Short Term 'Payday loans' Capped at 23%


The Province today announced new regulations to protect consumers who apply and receive short-term loans from payday lenders.

“Many British Columbians use payday lenders from time to time,” said Solicitor General John van Dongen. “However, the real cost of these short-term loans can be extremely high for borrowers when fees are added in and they can have trouble paying the loan off by the due date. We’re regulating the industry to ensure that these loans are being administered fairly and appropriately.”

There has been significant growth in the short-term lending industry in B.C. in recent years. For borrowers, these lenders provide quick access to small loans to cover emergencies like a car repair, and the loan is then scheduled to be paid off by borrower's next payday.

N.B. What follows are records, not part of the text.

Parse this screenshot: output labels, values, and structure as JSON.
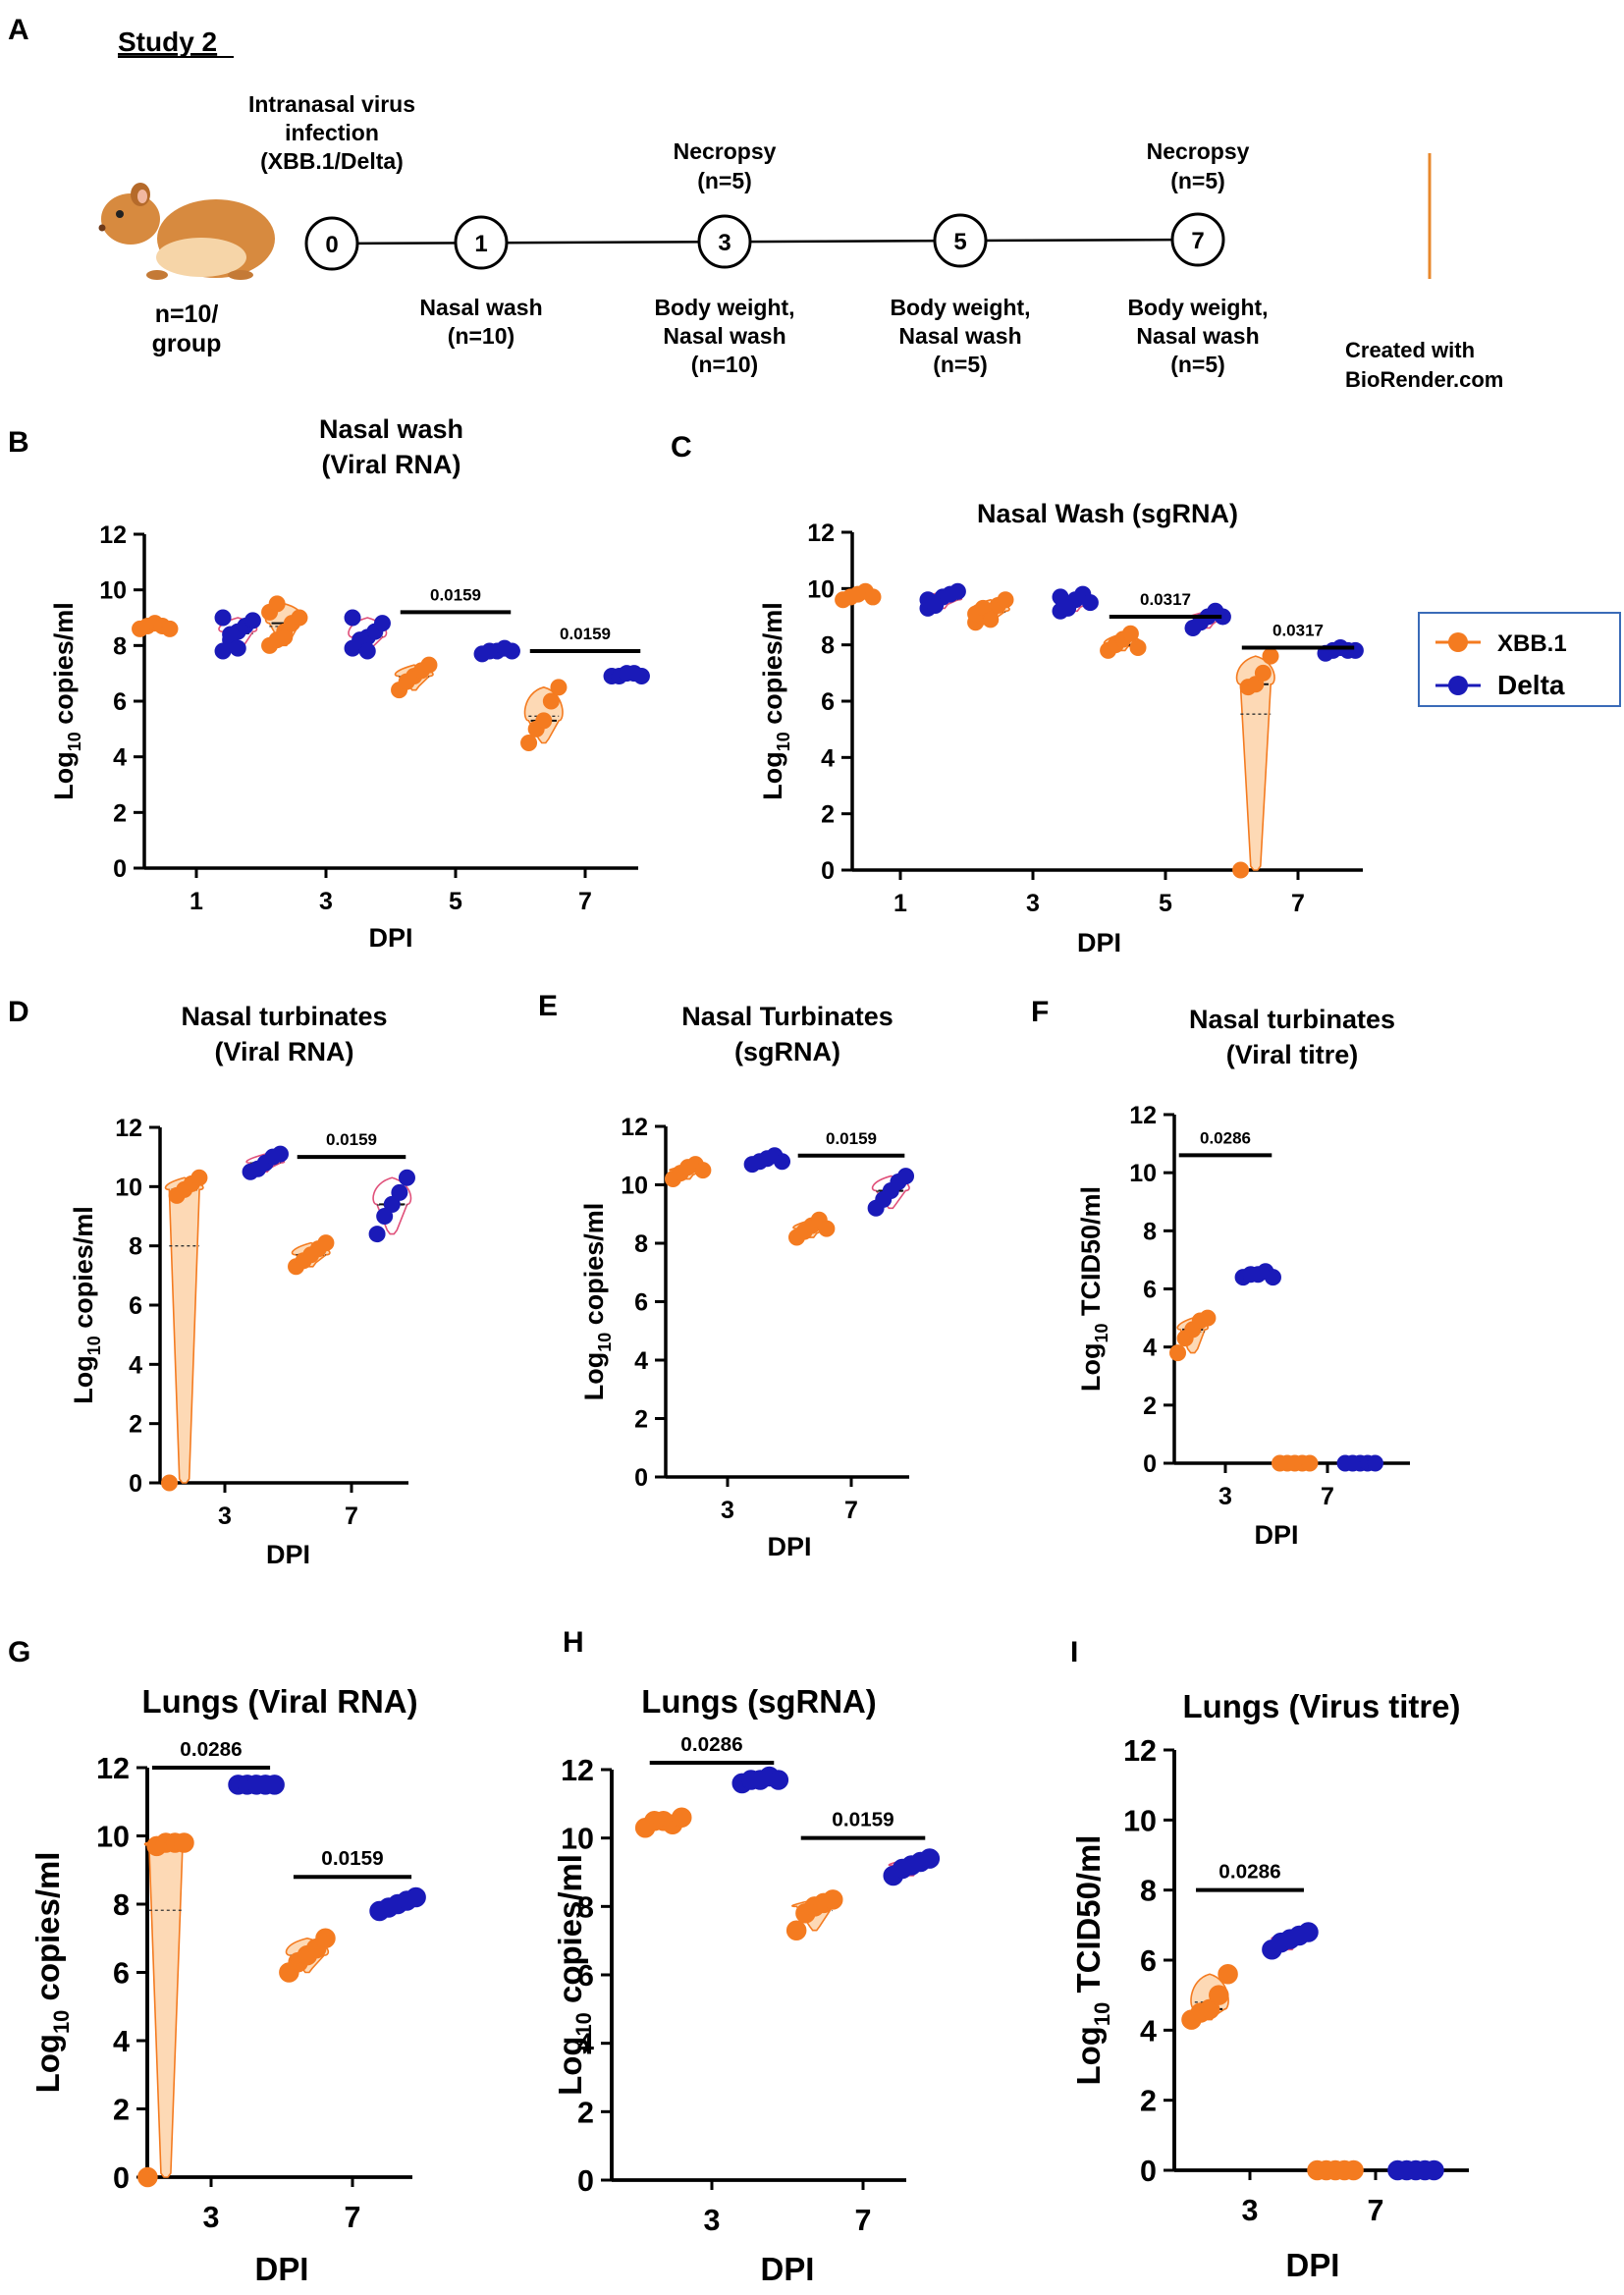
{
  "figure": {
    "panel_a": {
      "letter": "A",
      "study": "Study 2",
      "infection_lines": [
        "Intranasal virus",
        "infection",
        "(XBB.1/Delta)"
      ],
      "group_lines": [
        "n=10/",
        "group"
      ],
      "credit_lines": [
        "Created with",
        "BioRender.com"
      ],
      "timeline": [
        {
          "day": "0",
          "above": [],
          "below": []
        },
        {
          "day": "1",
          "above": [],
          "below": [
            "Nasal wash",
            "(n=10)"
          ]
        },
        {
          "day": "3",
          "above": [
            "Necropsy",
            "(n=5)"
          ],
          "below": [
            "Body weight,",
            "Nasal wash",
            "(n=10)"
          ]
        },
        {
          "day": "5",
          "above": [],
          "below": [
            "Body weight,",
            "Nasal wash",
            "(n=5)"
          ]
        },
        {
          "day": "7",
          "above": [
            "Necropsy",
            "(n=5)"
          ],
          "below": [
            "Body weight,",
            "Nasal wash",
            "(n=5)"
          ]
        }
      ]
    },
    "legend": {
      "items": [
        {
          "label": "XBB.1",
          "color": "#F47B20"
        },
        {
          "label": "Delta",
          "color": "#1A1AB8"
        }
      ]
    },
    "colors": {
      "xbb": "#F47B20",
      "delta": "#1A1AB8",
      "violin_fill": "#FDD9B5",
      "delta_violin": "#E0507A",
      "frame": "#3A6BB8"
    }
  },
  "chart_data": [
    {
      "id": "B",
      "type": "scatter",
      "title_lines": [
        "Nasal wash",
        "(Viral RNA)"
      ],
      "ylabel": "Log10 copies/ml",
      "xlabel": "DPI",
      "ylim": [
        0,
        12
      ],
      "yticks": [
        0,
        2,
        4,
        6,
        8,
        10,
        12
      ],
      "categories": [
        "1",
        "3",
        "5",
        "7"
      ],
      "series": [
        {
          "name": "XBB.1",
          "groups": [
            [
              8.6,
              8.7,
              8.8,
              8.7,
              8.6
            ],
            [
              8.0,
              8.2,
              8.5,
              8.8,
              9.0,
              9.2,
              9.5,
              8.3
            ],
            [
              6.4,
              6.7,
              6.9,
              7.1,
              7.3
            ],
            [
              4.5,
              5.0,
              5.3,
              6.0,
              6.5
            ]
          ]
        },
        {
          "name": "Delta",
          "groups": [
            [
              7.8,
              8.2,
              8.5,
              8.7,
              8.9,
              9.0,
              8.4,
              7.9
            ],
            [
              7.9,
              8.1,
              8.3,
              8.5,
              8.8,
              9.0,
              8.2,
              7.8
            ],
            [
              7.7,
              7.8,
              7.8,
              7.9,
              7.8
            ],
            [
              6.9,
              6.9,
              7.0,
              7.0,
              6.9
            ]
          ]
        }
      ],
      "comparisons": [
        {
          "index": 2,
          "p": "0.0159",
          "y": 9.2
        },
        {
          "index": 3,
          "p": "0.0159",
          "y": 7.8
        }
      ]
    },
    {
      "id": "C",
      "type": "scatter",
      "title_lines": [
        "Nasal Wash (sgRNA)"
      ],
      "ylabel": "Log10 copies/ml",
      "xlabel": "DPI",
      "ylim": [
        0,
        12
      ],
      "yticks": [
        0,
        2,
        4,
        6,
        8,
        10,
        12
      ],
      "categories": [
        "1",
        "3",
        "5",
        "7"
      ],
      "series": [
        {
          "name": "XBB.1",
          "groups": [
            [
              9.6,
              9.7,
              9.8,
              9.9,
              9.7
            ],
            [
              8.8,
              9.0,
              9.2,
              9.4,
              9.6,
              9.1,
              9.3,
              8.9
            ],
            [
              7.8,
              8.0,
              8.2,
              8.4,
              7.9
            ],
            [
              0.0,
              6.5,
              6.6,
              7.0,
              7.6
            ]
          ]
        },
        {
          "name": "Delta",
          "groups": [
            [
              9.3,
              9.5,
              9.7,
              9.8,
              9.9,
              9.6,
              9.4
            ],
            [
              9.2,
              9.4,
              9.6,
              9.8,
              9.5,
              9.7,
              9.3
            ],
            [
              8.6,
              8.8,
              9.0,
              9.2,
              9.0
            ],
            [
              7.7,
              7.8,
              7.9,
              7.8,
              7.8
            ]
          ]
        }
      ],
      "comparisons": [
        {
          "index": 2,
          "p": "0.0317",
          "y": 9.0
        },
        {
          "index": 3,
          "p": "0.0317",
          "y": 7.9
        }
      ]
    },
    {
      "id": "D",
      "type": "scatter",
      "title_lines": [
        "Nasal turbinates",
        "(Viral RNA)"
      ],
      "ylabel": "Log10 copies/ml",
      "xlabel": "DPI",
      "ylim": [
        0,
        12
      ],
      "yticks": [
        0,
        2,
        4,
        6,
        8,
        10,
        12
      ],
      "categories": [
        "3",
        "7"
      ],
      "series": [
        {
          "name": "XBB.1",
          "groups": [
            [
              0.0,
              9.7,
              9.9,
              10.1,
              10.3
            ],
            [
              7.3,
              7.5,
              7.7,
              7.9,
              8.1
            ]
          ]
        },
        {
          "name": "Delta",
          "groups": [
            [
              10.5,
              10.6,
              10.8,
              11.0,
              11.1
            ],
            [
              8.4,
              9.0,
              9.4,
              9.8,
              10.3
            ]
          ]
        }
      ],
      "comparisons": [
        {
          "index": 1,
          "p": "0.0159",
          "y": 11.0
        }
      ]
    },
    {
      "id": "E",
      "type": "scatter",
      "title_lines": [
        "Nasal Turbinates",
        "(sgRNA)"
      ],
      "ylabel": "Log10 copies/ml",
      "xlabel": "DPI",
      "ylim": [
        0,
        12
      ],
      "yticks": [
        0,
        2,
        4,
        6,
        8,
        10,
        12
      ],
      "categories": [
        "3",
        "7"
      ],
      "series": [
        {
          "name": "XBB.1",
          "groups": [
            [
              10.2,
              10.4,
              10.6,
              10.7,
              10.5
            ],
            [
              8.2,
              8.4,
              8.6,
              8.8,
              8.5
            ]
          ]
        },
        {
          "name": "Delta",
          "groups": [
            [
              10.7,
              10.8,
              10.9,
              11.0,
              10.8
            ],
            [
              9.2,
              9.5,
              9.8,
              10.1,
              10.3
            ]
          ]
        }
      ],
      "comparisons": [
        {
          "index": 1,
          "p": "0.0159",
          "y": 11.0
        }
      ]
    },
    {
      "id": "F",
      "type": "scatter",
      "title_lines": [
        "Nasal turbinates",
        "(Viral titre)"
      ],
      "ylabel": "Log10 TCID50/ml",
      "xlabel": "DPI",
      "ylim": [
        0,
        12
      ],
      "yticks": [
        0,
        2,
        4,
        6,
        8,
        10,
        12
      ],
      "categories": [
        "3",
        "7"
      ],
      "series": [
        {
          "name": "XBB.1",
          "groups": [
            [
              3.8,
              4.3,
              4.6,
              4.9,
              5.0
            ],
            [
              0.0,
              0.0,
              0.0,
              0.0,
              0.0
            ]
          ]
        },
        {
          "name": "Delta",
          "groups": [
            [
              6.4,
              6.5,
              6.5,
              6.6,
              6.4
            ],
            [
              0.0,
              0.0,
              0.0,
              0.0,
              0.0
            ]
          ]
        }
      ],
      "comparisons": [
        {
          "index": 0,
          "p": "0.0286",
          "y": 10.6
        }
      ]
    },
    {
      "id": "G",
      "type": "scatter",
      "title_lines": [
        "Lungs (Viral RNA)"
      ],
      "ylabel": "Log10 copies/ml",
      "xlabel": "DPI",
      "ylim": [
        0,
        12
      ],
      "yticks": [
        0,
        2,
        4,
        6,
        8,
        10,
        12
      ],
      "categories": [
        "3",
        "7"
      ],
      "series": [
        {
          "name": "XBB.1",
          "groups": [
            [
              0.0,
              9.7,
              9.8,
              9.8,
              9.8
            ],
            [
              6.0,
              6.3,
              6.5,
              6.7,
              7.0
            ]
          ]
        },
        {
          "name": "Delta",
          "groups": [
            [
              11.5,
              11.5,
              11.5,
              11.5,
              11.5
            ],
            [
              7.8,
              7.9,
              8.0,
              8.1,
              8.2
            ]
          ]
        }
      ],
      "comparisons": [
        {
          "index": 0,
          "p": "0.0286",
          "y": 12.0
        },
        {
          "index": 1,
          "p": "0.0159",
          "y": 8.8
        }
      ]
    },
    {
      "id": "H",
      "type": "scatter",
      "title_lines": [
        "Lungs (sgRNA)"
      ],
      "ylabel": "Log10 copies/ml",
      "xlabel": "DPI",
      "ylim": [
        0,
        12
      ],
      "yticks": [
        0,
        2,
        4,
        6,
        8,
        10,
        12
      ],
      "categories": [
        "3",
        "7"
      ],
      "series": [
        {
          "name": "XBB.1",
          "groups": [
            [
              10.3,
              10.5,
              10.5,
              10.4,
              10.6
            ],
            [
              7.3,
              7.8,
              8.0,
              8.1,
              8.2
            ]
          ]
        },
        {
          "name": "Delta",
          "groups": [
            [
              11.6,
              11.7,
              11.7,
              11.8,
              11.7
            ],
            [
              8.9,
              9.1,
              9.2,
              9.3,
              9.4
            ]
          ]
        }
      ],
      "comparisons": [
        {
          "index": 0,
          "p": "0.0286",
          "y": 12.2
        },
        {
          "index": 1,
          "p": "0.0159",
          "y": 10.0
        }
      ]
    },
    {
      "id": "I",
      "type": "scatter",
      "title_lines": [
        "Lungs (Virus titre)"
      ],
      "ylabel": "Log10 TCID50/ml",
      "xlabel": "DPI",
      "ylim": [
        0,
        12
      ],
      "yticks": [
        0,
        2,
        4,
        6,
        8,
        10,
        12
      ],
      "categories": [
        "3",
        "7"
      ],
      "series": [
        {
          "name": "XBB.1",
          "groups": [
            [
              4.3,
              4.5,
              4.6,
              5.0,
              5.6
            ],
            [
              0.0,
              0.0,
              0.0,
              0.0,
              0.0
            ]
          ]
        },
        {
          "name": "Delta",
          "groups": [
            [
              6.3,
              6.5,
              6.6,
              6.7,
              6.8
            ],
            [
              0.0,
              0.0,
              0.0,
              0.0,
              0.0
            ]
          ]
        }
      ],
      "comparisons": [
        {
          "index": 0,
          "p": "0.0286",
          "y": 8.0
        }
      ]
    }
  ]
}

As of Nov. 1, 2009 payday loan companies in B.C. will need to be licensed by the Business Practices and Consumer Protection Authority (BPCPA).

Key regulatory changes include:

  • The maximum charges for short-term loans will be capped at 23 per cent of the principal and that must include interest and all other fees. Some payday lenders currently charge as high as 30 per cent.
  • A loan agreement between the payday lender and the borrower that sets out all charges, terms and conditions. Payday lenders must also display posters and signage showing their rates and fees.
  • Borrowers will have the right to cancel the loan by the end of the following day, without paying any charges.
  • Payday lenders will not be able to collect repayment on a loan directly from the borrower’s employer, or get unrestricted access to the customer’s bank account. They will also not be allowed to ask for repayment of the loan before the borrower’s payday.
  • Payday lenders will not be able to issue more than one loan to a borrower at a time, and rolling one loan into another with new charges attached will also be prohibited. · Payday lenders will not be able to issue a loan for more than 50 per cent of the borrower’s next paycheque.

Borrowers will have a mechanism to resolve complaints outside of the courts. Furthermore, the BPCPA will have the tools to ensure industry compliance once the rules come into effect. The regulations will be reviewed in two years.

“These measures will help consumers clearly understand the costs associated with payday loans and assist those who find themselves in over their head financially as a result of repeatedly using payday loans,” said Scott Hannah of the Credit Counselling Society. “The B.C. government is moving in the right direction with these regulations.”

The government introduced payday loan legislation in the spring of 2007 and it was passed in the fall. The regulatory changes being announced today follow changes the Federal government made to the Criminal Code that year to allow provinces to set their own rates for payday lenders.

There are about 250-300 payday outlets in B.C.